Realizations about the cooperative

            Being in the cooperative industry for more than 7 years now, I have come to appreciate the way this business model works. As a co-owner of the cooperative, just like everyone else, I enjoy the diversity of roles that are given to the people. This is affirmed through the varying roles that I have so far performed for the cooperative. Unlike in the corporate world where one’s work is already ‘boxed’ within programmed processes and techniques, working in the cooperative has given me ample space to freely execute assigned tasks in the way I see appropriate, putting into practice my expertise and holding myself accountable for the results.

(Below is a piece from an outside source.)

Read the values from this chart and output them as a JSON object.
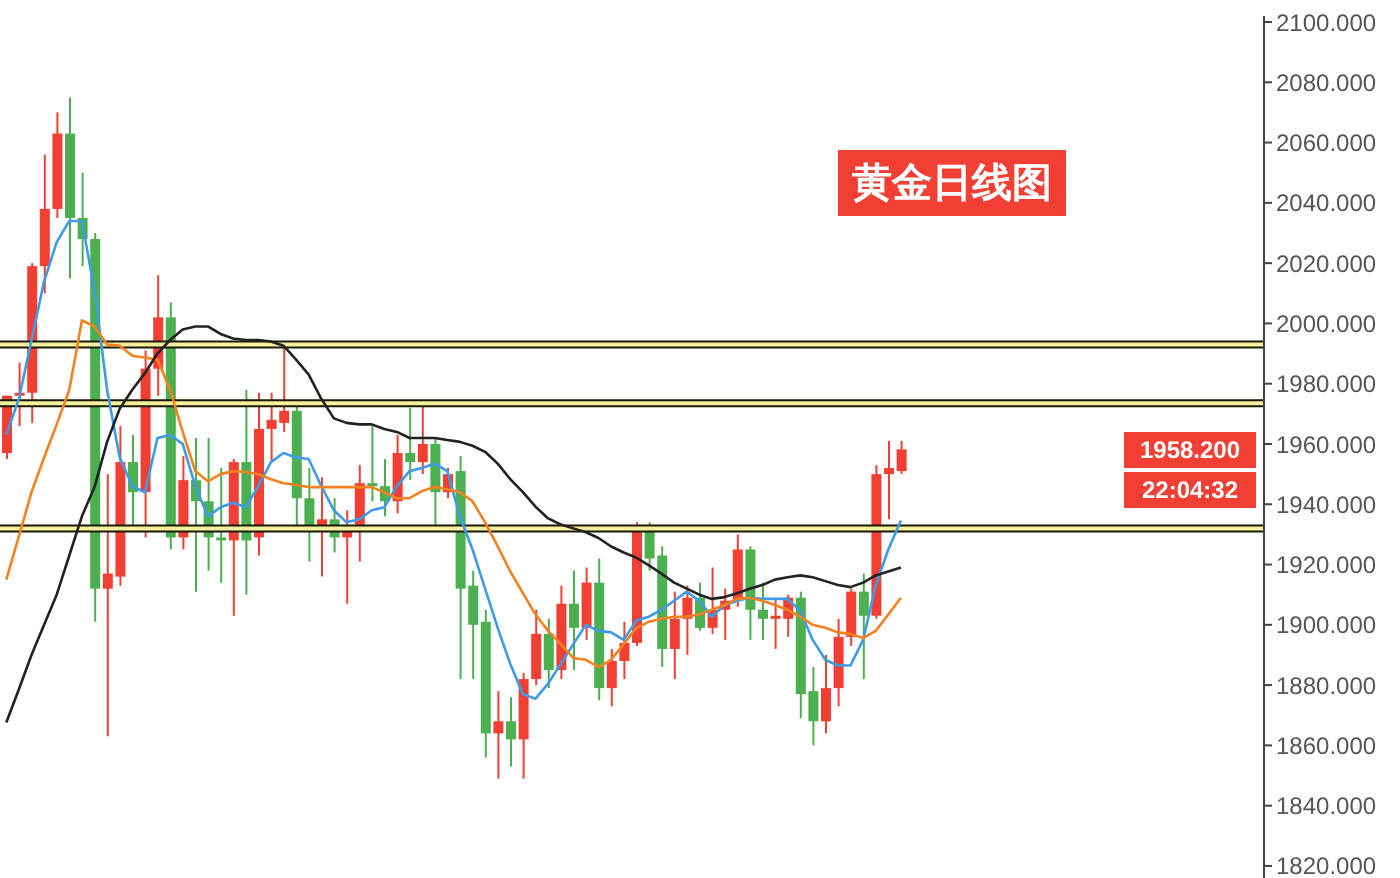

I have found a greater sense of purpose in my work with the constant reassurance that I can give even more. I feel confident of leaving behind someday a strong legacy with these contributions and influence built through years of serving the cooperative.
 
Vision for ISSP

            As the business landscape evolves with constant change in the regulatory environment, setbacks and challenges in business operations are inevitable. What would have inspired ISSP’s success through the uncertainties that often leave us anxious? For me, unceasing faith - in the team to always deliver beyond expectations, and in God to guide and bless every business decision; and vision - to see beyond the difficulties of the present and appreciate how even the smallest but proper actions done as a discipline will eventually lead our business to a tipping point or breakthrough. I have also been constantly reminded of the importance of getting my team assured and affirmed, that we can always find a solution to deep-seated problems or recover from serious setbacks. Aiming for continuous improvement, we as a team are learning to keep challenging the status quo, with low tolerance for mediocrity but determination to excel and give more in return for what has been entrusted to us.